Critics of the lawsuit ignore the mountain of evidence that is already in the public record supporting each and every one of these allegations.
Is the lawsuit mainly an effort to further humiliate and bankrupt Nifong, the now-disbarred, jailed-for-a-day, rogue DA who was the chief orchestrator of the bogus case?
Hardly. Nifong is the least important defendant, in the sense that everyone knows his career is finished. The other individual defendants have more at stake: 10 Durham police officers, up to and including the top brass, and two allegedly corrupt DNA experts whose private lab was hired by Nifong. None has been punished. All remain on the job.
Is the lawsuit just a bid for self-enrichment by the three plaintiffs? Well, they do hope to recover a lot of money as compensation both for their ordeals and for the damage to their names; their now-spurned settlement offer reportedly included a demand for $30 million.
But a large award of compensatory and punitive damages might also be the best way to get the attention of a city government whose criminal justice establishment the lawsuit alleges to be rotten from top to bottom. And it might help deter other police departments from similarly dishonest conduct.
In addition, the lawsuit, like the spurned settlement offer, seeks to force Durham to submit to a very long list of court-supervised criminal justice reforms for the protection of all defendants, which in that area tend to be black and poor. And if the city ends up agreeing to such reforms, it will reduce the amount of money it has to pay the lacrosse players.
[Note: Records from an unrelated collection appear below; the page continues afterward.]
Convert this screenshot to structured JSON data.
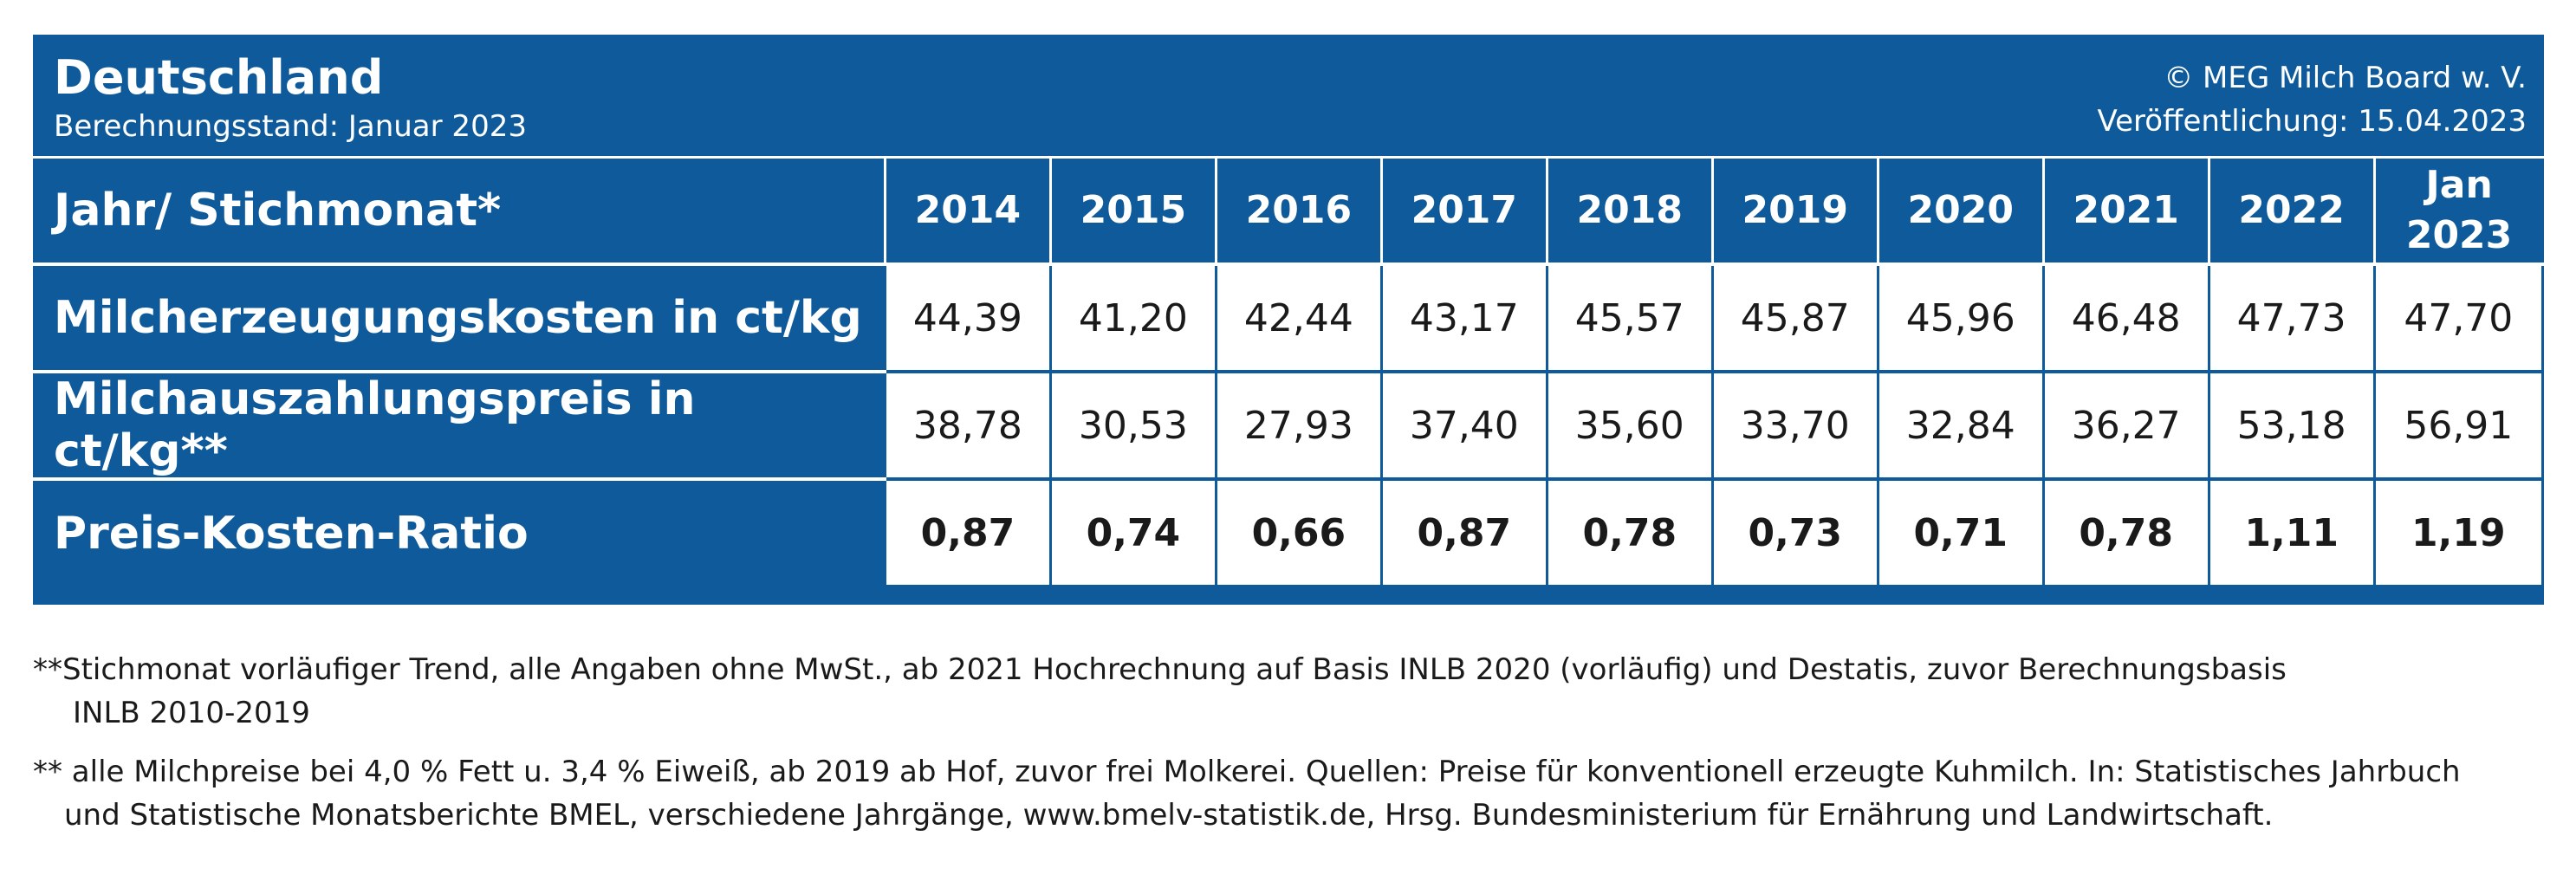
{
  "header": {
    "title": "Deutschland",
    "subtitle": "Berechnungsstand: Januar 2023",
    "copyright": "© MEG Milch Board w. V.",
    "published": "Veröffentlichung: 15.04.2023"
  },
  "table": {
    "corner_label": "Jahr/ Stichmonat*",
    "columns": [
      "2014",
      "2015",
      "2016",
      "2017",
      "2018",
      "2019",
      "2020",
      "2021",
      "2022",
      "Jan 2023"
    ],
    "rows": [
      {
        "label": "Milcherzeugungskosten in ct/kg",
        "values": [
          "44,39",
          "41,20",
          "42,44",
          "43,17",
          "45,57",
          "45,87",
          "45,96",
          "46,48",
          "47,73",
          "47,70"
        ]
      },
      {
        "label": "Milchauszahlungspreis in ct/kg**",
        "values": [
          "38,78",
          "30,53",
          "27,93",
          "37,40",
          "35,60",
          "33,70",
          "32,84",
          "36,27",
          "53,18",
          "56,91"
        ]
      },
      {
        "label": "Preis-Kosten-Ratio",
        "values": [
          "0,87",
          "0,74",
          "0,66",
          "0,87",
          "0,78",
          "0,73",
          "0,71",
          "0,78",
          "1,11",
          "1,19"
        ]
      }
    ]
  },
  "notes": {
    "note1_line1": "**Stichmonat vorläufiger Trend, alle Angaben ohne MwSt., ab 2021 Hochrechnung auf Basis INLB 2020 (vorläufig) und Destatis, zuvor Berechnungsbasis",
    "note1_line2": "INLB 2010-2019",
    "note2_line1": "** alle Milchpreise bei 4,0 % Fett u. 3,4 % Eiweiß, ab 2019 ab Hof, zuvor frei Molkerei. Quellen: Preise für konventionell erzeugte Kuhmilch. In: Statistisches Jahrbuch",
    "note2_line2": "und Statistische Monatsberichte BMEL, verschiedene Jahrgänge, www.bmelv-statistik.de, Hrsg. Bundesministerium für Ernährung und Landwirtschaft."
  },
  "colors": {
    "primary": "#0e5a9a",
    "text": "#1a1a1a",
    "background": "#ffffff"
  }
}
The proposed reforms include putting the Durham Police Department into virtual receivership for 10 years, with a court-appointed monitor empowered to hire, promote and fire police personnel from the chief on down, as well as to set policies. More specific proposed reforms include measures to increase the reliability and prevent manipulation of: scientific evidence, including DNA testing; identification procedures, including lineups; the training of new officers; and the establishment of an independent citizens committee to review complaints of police misconduct.
It's hard to think of another private lawsuit against a city that has demanded such sweeping reforms and so many millions of dollars. But it's also hard to think of another city whose criminal justice system has performed so execrably.
Indeed, the ugliest aspects of Durham's administration of justice may not even come to light until dragged out into the open by the blizzard of subpoenas that the lacrosse players' high-powered lawyers, Brendan Sullivan and Barry Scheck, are itching to serve.